TERRA DE LUNÁTICOS
Gustavo Barreto (*)
É pouco provável que alguém consiga entender a sociedade norte-americana sem passar por uma profunda análise da televisão e seu papel. Não há aqui a pretensão de tentar entendê-la completamente, mas existem algumas coisas patentes e que merecem alguma atenção.
Recentemente vi um filme com o ator Jim Carrey intitulado The cable guy (Ben Stiller, EUA, 1996), que no Brasil foi erroneamente traduzido para O pentelho. São dois os motivos para tal equívoco: a falta de visão mais aprofundada dos tradutores e o próprio preconceito que sofre o ator.
Jim Carrey, como se sabe, é um ator pouco valorizado pela Academia por conta, basicamente, de seu ecletismo artístico. Sabe fazer rir e chorar num mesmo quadro ? e tal virtude nem sempre é bem-aceita segundo a visão estreita e maniqueísta de Hollywood.
Sonhos e vícios
No filme, Carrey representa the cable guy, cuja personalidade é quase que exclusivamente formada pela televisão. Por conta disso, constitui-se num cidadão muito, muito doente. Sua obsessão maior não é pela TV, e sim por arranjar a qualquer preço um amigo.

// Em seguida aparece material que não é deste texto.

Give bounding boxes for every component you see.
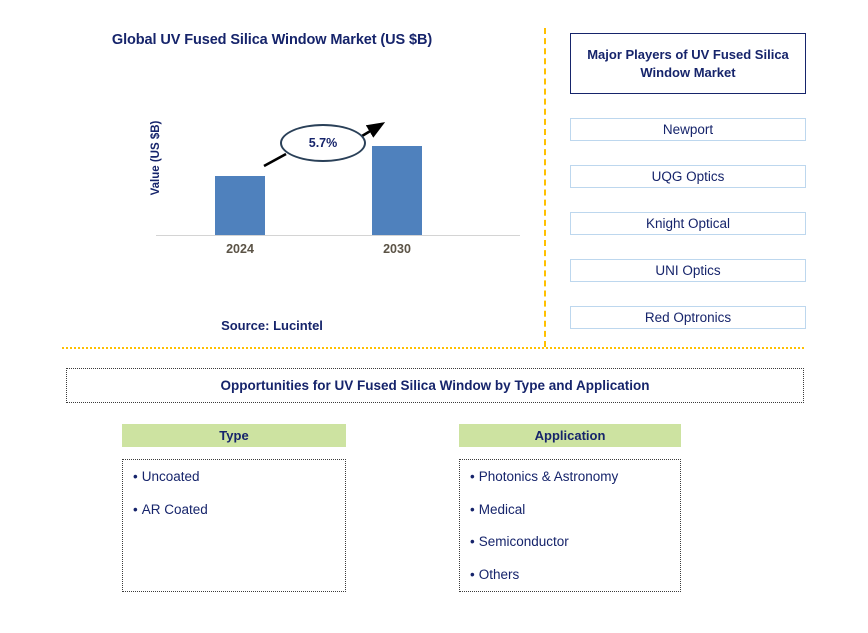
list-item: • Others [470,566,676,582]
list-item-label: Semiconductor [478,534,569,549]
list-item-label: Uncoated [141,469,200,484]
bullet-icon: • [470,469,475,484]
player-item-red-optronics: Red Optronics [570,306,806,329]
vertical-divider [544,28,546,347]
list-item: • Uncoated [133,470,341,484]
player-item-uni-optics: UNI Optics [570,259,806,282]
market-chart-panel: Global UV Fused Silica Window Market (US… [0,0,544,347]
list-item: • Photonics & Astronomy [470,470,676,484]
bullet-icon: • [133,469,138,484]
list-item-label: Photonics & Astronomy [478,469,619,484]
bullet-icon: • [470,566,475,582]
x-tick-2024: 2024 [226,242,254,256]
player-item-uqg-optics: UQG Optics [570,165,806,188]
list-item: • Medical [470,501,676,517]
opportunities-banner: Opportunities for UV Fused Silica Window… [66,368,804,403]
type-column: Type • Uncoated • AR Coated [122,424,346,592]
x-tick-2030: 2030 [383,242,411,256]
horizontal-divider [62,347,804,349]
y-axis-label: Value (US $B) [150,120,162,196]
bullet-icon: • [133,501,138,517]
application-column: Application • Photonics & Astronomy • Medi… [459,424,681,592]
type-list: • Uncoated • AR Coated [122,459,346,592]
chart-plot-area: Value (US $B) 2024 2030 5.7% [150,118,520,256]
application-header: Application [459,424,681,447]
major-players-header: Major Players of UV Fused Silica Window … [570,33,806,94]
major-players-panel: Major Players of UV Fused Silica Window … [570,33,806,329]
list-item: • AR Coated [133,501,341,517]
cagr-callout: 5.7% [263,122,386,172]
list-item-label: Others [478,566,520,582]
cagr-value: 5.7% [308,136,338,150]
type-header: Type [122,424,346,447]
player-item-knight-optical: Knight Optical [570,212,806,235]
application-list: • Photonics & Astronomy • Medical • Semicon… [459,459,681,592]
list-item: • Semiconductor [470,535,676,549]
list-item-label: Medical [478,501,526,517]
chart-title: Global UV Fused Silica Window Market (US… [111,32,433,48]
x-axis-line [156,235,520,236]
source-label: Source: Lucintel [221,318,323,333]
player-item-newport: Newport [570,118,806,141]
list-item-label: AR Coated [141,501,208,517]
bullet-icon: • [470,501,475,517]
bar-2024 [215,176,265,235]
bullet-icon: • [470,534,475,549]
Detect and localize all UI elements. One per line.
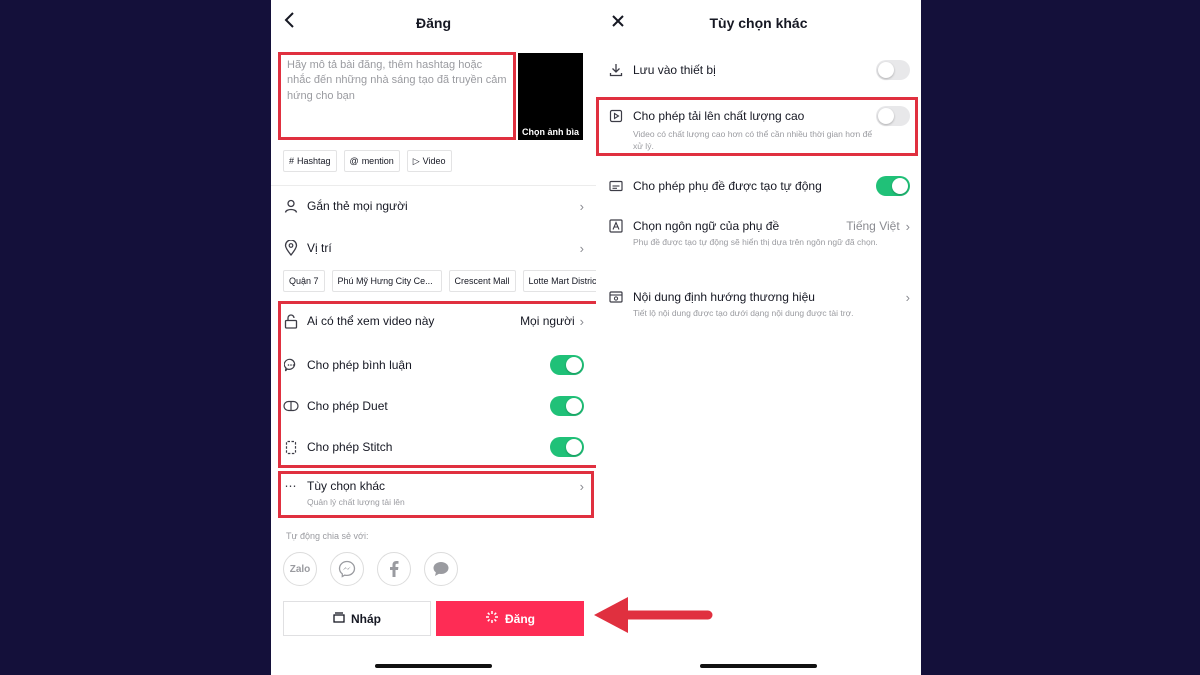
duet-toggle-row: Cho phép Duet: [283, 396, 584, 416]
location-chip[interactable]: Crescent Mall: [448, 270, 516, 292]
stitch-icon: [283, 439, 299, 455]
page-title: Đăng: [416, 15, 451, 31]
auto-captions-toggle[interactable]: [876, 176, 910, 196]
page-title: Tùy chọn khác: [709, 15, 808, 31]
hq-upload-row: Cho phép tải lên chất lượng cao Video có…: [608, 106, 910, 153]
auto-captions-label: Cho phép phụ đề được tạo tự động: [633, 179, 822, 193]
location-chips: Quận 7 Phú Mỹ Hưng City Ce... Crescent M…: [283, 270, 596, 292]
home-indicator: [375, 664, 492, 668]
chevron-right-icon: ›: [905, 289, 910, 305]
stitch-toggle[interactable]: [550, 437, 584, 457]
zalo-icon[interactable]: Zalo: [283, 552, 317, 586]
messenger-icon[interactable]: [330, 552, 364, 586]
comments-label: Cho phép bình luận: [307, 358, 412, 372]
hq-video-icon: [608, 108, 624, 124]
duet-icon: [283, 398, 299, 414]
home-indicator: [700, 664, 817, 668]
drafts-icon: [333, 611, 345, 626]
privacy-label: Ai có thể xem video này: [307, 314, 435, 328]
captions-icon: [608, 178, 624, 194]
chevron-right-icon: ›: [579, 313, 584, 329]
video-chip[interactable]: ▷ Video: [406, 150, 452, 172]
tag-people-row[interactable]: Gắn thẻ mọi người ›: [283, 198, 584, 214]
caption-language-label: Chọn ngôn ngữ của phụ đề: [633, 219, 780, 233]
sparkle-icon: [485, 610, 499, 627]
share-targets: Zalo: [283, 552, 458, 586]
chevron-right-icon: ›: [579, 240, 584, 256]
hq-upload-label: Cho phép tải lên chất lượng cao: [633, 109, 805, 123]
message-icon[interactable]: [424, 552, 458, 586]
duet-toggle[interactable]: [550, 396, 584, 416]
more-options-label: Tùy chọn khác: [307, 479, 386, 493]
chevron-right-icon: ›: [905, 218, 910, 234]
caption-language-row[interactable]: Chọn ngôn ngữ của phụ đề Tiếng Việt › Ph…: [608, 218, 910, 249]
chevron-right-icon: ›: [579, 478, 584, 494]
play-icon: ▷: [412, 155, 420, 166]
location-pin-icon: [283, 240, 299, 256]
cover-label: Chọn ảnh bìa: [522, 127, 579, 137]
location-chip[interactable]: Quận 7: [283, 270, 325, 292]
hashtag-icon: #: [289, 156, 295, 166]
branded-content-icon: [608, 289, 624, 305]
divider: [271, 185, 596, 186]
comments-toggle-row: Cho phép bình luận: [283, 355, 584, 375]
post-screen: Đăng Hãy mô tả bài đăng, thêm hashtag ho…: [271, 0, 596, 675]
tag-people-label: Gắn thẻ mọi người: [307, 199, 408, 213]
save-device-row: Lưu vào thiết bị: [608, 60, 910, 80]
facebook-icon[interactable]: [377, 552, 411, 586]
post-label: Đăng: [505, 611, 535, 626]
privacy-value: Mọi người: [520, 314, 575, 328]
branded-content-row[interactable]: Nội dung định hướng thương hiệu › Tiết l…: [608, 289, 910, 320]
chip-row: # Hashtag @ mention ▷ Video: [283, 150, 452, 172]
branded-content-sub: Tiết lộ nội dung được tạo dưới dạng nội …: [633, 308, 854, 318]
save-device-label: Lưu vào thiết bị: [633, 63, 716, 77]
language-icon: [608, 218, 624, 234]
red-arrow-icon: [594, 597, 713, 633]
save-device-toggle[interactable]: [876, 60, 910, 80]
post-button[interactable]: Đăng: [436, 601, 584, 636]
more-options-sub: Quản lý chất lượng tải lên: [307, 497, 405, 507]
stitch-label: Cho phép Stitch: [307, 440, 393, 454]
caption-language-sub: Phụ đề được tạo tự động sẽ hiển thị dựa …: [633, 237, 878, 247]
download-icon: [608, 62, 624, 78]
stitch-toggle-row: Cho phép Stitch: [283, 437, 584, 457]
location-row[interactable]: Vị trí ›: [283, 240, 584, 256]
cover-thumbnail[interactable]: Chọn ảnh bìa: [518, 53, 583, 140]
more-dots-icon: ⋯: [284, 479, 298, 493]
hq-upload-toggle[interactable]: [876, 106, 910, 126]
comment-icon: [283, 357, 299, 373]
hq-upload-sub: Video có chất lượng cao hơn có thể cần n…: [633, 129, 873, 151]
draft-button[interactable]: Nháp: [283, 601, 431, 636]
caption-input[interactable]: Hãy mô tả bài đăng, thêm hashtag hoặc nh…: [278, 52, 516, 140]
hashtag-chip[interactable]: # Hashtag: [283, 150, 337, 172]
duet-label: Cho phép Duet: [307, 399, 388, 413]
draft-label: Nháp: [351, 611, 381, 626]
lock-icon: [283, 313, 299, 329]
person-icon: [283, 198, 299, 214]
comments-toggle[interactable]: [550, 355, 584, 375]
privacy-row[interactable]: Ai có thể xem video này Mọi người ›: [283, 313, 584, 329]
more-options-row[interactable]: ⋯ Tùy chọn khác › Quản lý chất lượng tải…: [283, 478, 585, 509]
location-label: Vị trí: [307, 241, 332, 255]
location-chip[interactable]: Lotte Mart Distric: [522, 270, 596, 292]
chevron-right-icon: ›: [579, 198, 584, 214]
at-icon: @: [349, 156, 359, 166]
auto-captions-row: Cho phép phụ đề được tạo tự động: [608, 176, 910, 196]
branded-content-label: Nội dung định hướng thương hiệu: [633, 290, 815, 304]
auto-share-label: Tự động chia sẻ với:: [286, 531, 369, 541]
caption-language-value: Tiếng Việt: [846, 219, 900, 233]
more-options-screen: Tùy chọn khác Lưu vào thiết bị Cho phép …: [596, 0, 921, 675]
location-chip[interactable]: Phú Mỹ Hưng City Ce...: [331, 270, 442, 292]
mention-chip[interactable]: @ mention: [343, 150, 400, 172]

Uma das cenas mais fortes ocorre quando Carrey acaba por reviver boa parte de sua vida em flashes de programas de televisão. As piadas demasiadamente doentias denunciam o que o ator Martin Sheen ? que interpreta o presidente dos Estados Unidos no seriado The West Wing ? chama de "terra de lunáticos", referindo-se ao próprio país: "Todas as vezes em que cruzo essa fronteira [a do Canadá] sinto ter deixado para trás a terra dos lunáticos", disse ele, em setembro de 2003.
Outro filme que abordou de forma brilhante o tema foi Réquiem para um sonho (Requiem for a dream, Darren Aronofsky, EUA, 2000). O diretor percorre a vida de diversos personagens que se envolvem sobremaneira com seus sonhos e vícios. O fim é dramático para todos, inclusive para quem tem estômago fraco. Entre os viciados está uma senhora cujo grande objetivo de vida é aparecer num programa de auditório. A obsessão vai crescendo de tal forma que a TV acaba se tornando sua maior inimiga, o que a leva fatalmente à loucura. Seu filho, cujo vício está relacionado a drogas ilícitas, tem a melhor das intenções, mas falha em perceber que o que sua mãe precisava, de fato, era atenção e afeto.
Estruturas mais complexas
Urge fazermos uma análise aprofundada sobre o sistema cultural do país que influencia grande parte do planeta. Na opinião do pensador francês Jean Baudrillard, de 74 anos, autor do famoso Simulacros e simulação, a cultura americana é marcada por "dualismos maniqueístas". E prossegue: "Um país que se construiu a partir das simulações, um deserto da cultura no qual o vazio é tudo. Os Estados Unidos são o grau zero da cultura, têm uma sociedade regressiva, primitiva e altamente original em sua vacuidade." [Época, 7/6/03]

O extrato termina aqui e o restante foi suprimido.